Ella se encogía de hombros. Más allá de todo,
Segundo sentía atracción por su cuerpo maduro, resaltado por los pezones de sus
enormes pechos puntiagudos. Encima ella le miraba las piernas, rozándole la
entrepierna con una mirada intensa, insinuando fantasías tal vez. Por momentos
ensalivaba con la punta de la lengua el labio superior de su boca y eso lo
seducía.
—Tenés la misma mirada de tu padre, es intensa y
seductora. ¿Estás en pareja?
— ¿Yo? Eh… —titubeaba—, estoy sólo. ¿Y vos?
—Sola, totalmente desprotegida —le sonreía, resaltando
las facciones de su rostro.
Por las venas de Segundo fluía deseo, su sangre
caliente lo avivaba, hasta se la imaginaba desnuda con el encaje de una tanga
verde tatuada en su entrepierna, como el color de sus imponentes ojos color esmeralda.
Daba la sensación de que ella leía sus pensamientos, de que era consciente de
lo mucho que lo tentaba, de hecho Segundo se había sonrojado cual tomate
maduro, y ella no se detenía, le guiñaba con el ojo izquierdo y se abría de
piernas, lentamente, enseñándole la negrura de una tanga de alta costura tan
bien encajada que parecía una extensión de su cuerpo, y él no podía ignorarla,
era irresistible, encima ella se inclinaba hacia adelante y sus pechos se
sacudían. Ninguno de los dos hablaba, no hacía falta usar la lengua aunque ella
la usara para mojarse los labios, con saliva, excitándolo cada vez más, y más,
y mucho más. Segundo sentía el calor de su cuerpo a la altura de la
entrepierna, tanto que una erección arrasaba con la rectilínea de su pantalón.

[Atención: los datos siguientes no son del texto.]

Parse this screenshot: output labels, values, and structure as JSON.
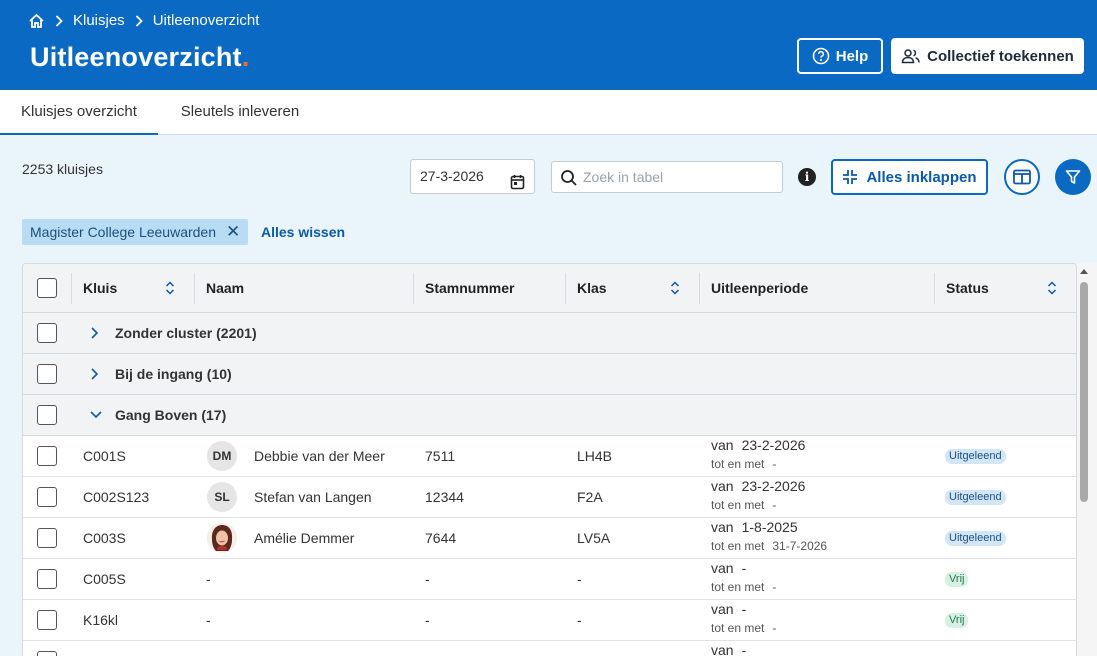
{
  "breadcrumb": {
    "home_icon": "home-icon",
    "items": [
      "Kluisjes",
      "Uitleenoverzicht"
    ]
  },
  "page": {
    "title": "Uitleenoverzicht",
    "title_dot": "."
  },
  "header_buttons": {
    "help": "Help",
    "collective": "Collectief toekennen"
  },
  "tabs": [
    {
      "label": "Kluisjes overzicht",
      "active": true
    },
    {
      "label": "Sleutels inleveren",
      "active": false
    }
  ],
  "toolbar": {
    "count": "2253 kluisjes",
    "date": "27-3-2026",
    "search_placeholder": "Zoek in tabel",
    "collapse_all": "Alles inklappen"
  },
  "filters": {
    "chip": "Magister College Leeuwarden",
    "clear_all": "Alles wissen"
  },
  "table": {
    "columns": [
      "Kluis",
      "Naam",
      "Stamnummer",
      "Klas",
      "Uitleenperiode",
      "Status"
    ],
    "groups": [
      {
        "label": "Zonder cluster (2201)",
        "expanded": false
      },
      {
        "label": "Bij de ingang (10)",
        "expanded": false
      },
      {
        "label": "Gang Boven (17)",
        "expanded": true
      }
    ],
    "period_from_label": "van",
    "period_to_label": "tot en met",
    "rows": [
      {
        "kluis": "C001S",
        "avatar": "DM",
        "naam": "Debbie van der Meer",
        "stamnummer": "7511",
        "klas": "LH4B",
        "van": "23-2-2026",
        "tot": "-",
        "status": "Uitgeleend"
      },
      {
        "kluis": "C002S123",
        "avatar": "SL",
        "naam": "Stefan van Langen",
        "stamnummer": "12344",
        "klas": "F2A",
        "van": "23-2-2026",
        "tot": "-",
        "status": "Uitgeleend"
      },
      {
        "kluis": "C003S",
        "avatar": "",
        "naam": "Amélie Demmer",
        "stamnummer": "7644",
        "klas": "LV5A",
        "van": "1-8-2025",
        "tot": "31-7-2026",
        "status": "Uitgeleend"
      },
      {
        "kluis": "C005S",
        "avatar": "",
        "naam": "-",
        "stamnummer": "-",
        "klas": "-",
        "van": "-",
        "tot": "-",
        "status": "Vrij"
      },
      {
        "kluis": "K16kl",
        "avatar": "",
        "naam": "-",
        "stamnummer": "-",
        "klas": "-",
        "van": "-",
        "tot": "-",
        "status": "Vrij"
      },
      {
        "kluis": "",
        "avatar": "",
        "naam": "",
        "stamnummer": "",
        "klas": "",
        "van": "-",
        "tot": "",
        "status": ""
      }
    ]
  },
  "colors": {
    "primary": "#0a69c2",
    "accent_dot": "#ff6a2a",
    "page_bg": "#eaf4fb"
  }
}
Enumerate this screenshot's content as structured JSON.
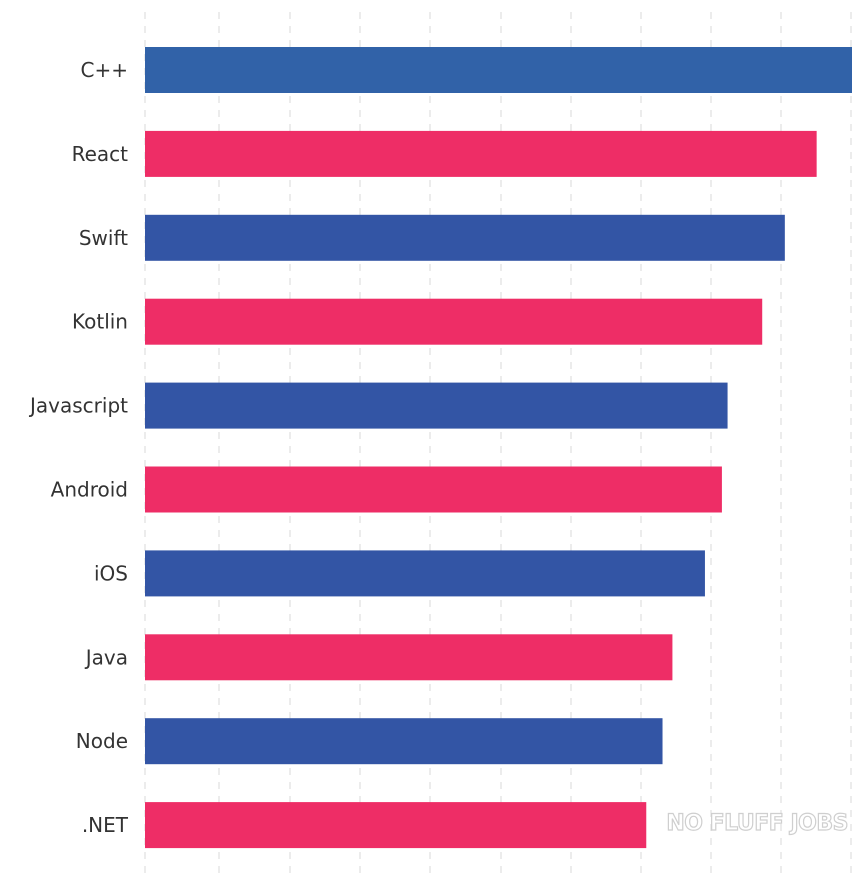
{
  "chart_data": {
    "type": "bar",
    "orientation": "horizontal",
    "title": "",
    "xlabel": "",
    "ylabel": "",
    "categories": [
      "C++",
      "React",
      "Swift",
      "Kotlin",
      "Javascript",
      "Android",
      "iOS",
      "Java",
      "Node",
      ".NET"
    ],
    "values": [
      100,
      95,
      90.5,
      87.3,
      82.4,
      81.6,
      79.2,
      74.6,
      73.2,
      70.9
    ],
    "xlim": [
      0,
      100
    ],
    "grid": "vertical-dashed",
    "legend": "none",
    "colors": {
      "blue": "#3355a5",
      "pink": "#ee2d66"
    },
    "bar_colors": [
      "#3162a8",
      "#ee2d66",
      "#3355a5",
      "#ee2d66",
      "#3355a5",
      "#ee2d66",
      "#3355a5",
      "#ee2d66",
      "#3355a5",
      "#ee2d66"
    ]
  },
  "watermark": "NO FLUFF JOBS"
}
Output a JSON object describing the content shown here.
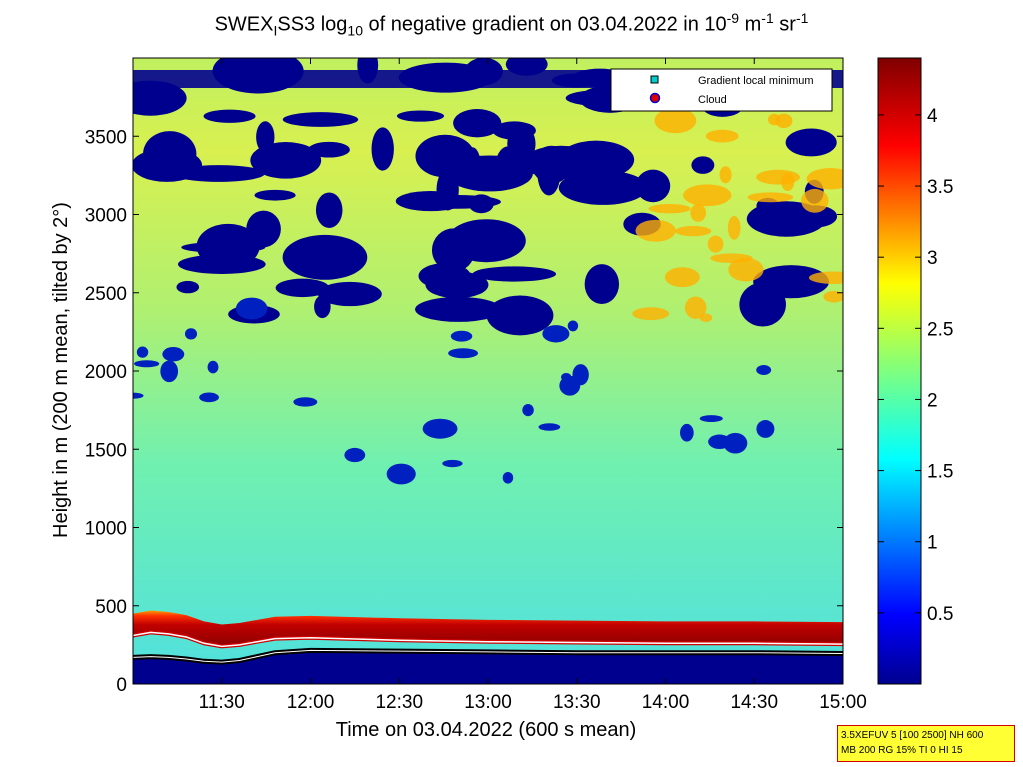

Teresa suspiraba, de pronto se paró y se acercó para rendirse en sus piernas,
perforándole los ojos con su mirada de gata afiebrada.
— ¿Te gusto? —le susurró ella al oído con las
garras puestas en sus hombros.
Segundo no podía resistirse a sus labios carnosos,
sus pechos le rozaban el mentón. Sentía la dureza de sus nalgas en la
entrepierna. No le respondía con palabras pero sí con la suavidad de los dedos,
de sus manos, porque había comenzado a acariciarle la espalda, y bajó
lentamente hasta correrle de lugar la pollera. Percibía el calor de sus nalgas
acaloradas, y la besó, con picos al comienzo seguidos por lengüetazos,
tocándole los pechos, fogosa y apasionadamente. Los deseos fluían por las venas
de Segundo, su sangre caliente los multiplicaba. Mientras tanto, su celular
congelaba ese intercambio de gemidos y jadeos. Él actuaba cual ola arrasadora
que, en ese momento, sólo buscaba separar la arena rasposa de una concha de mar,
sabrosa y salada pero pocas veces saciada.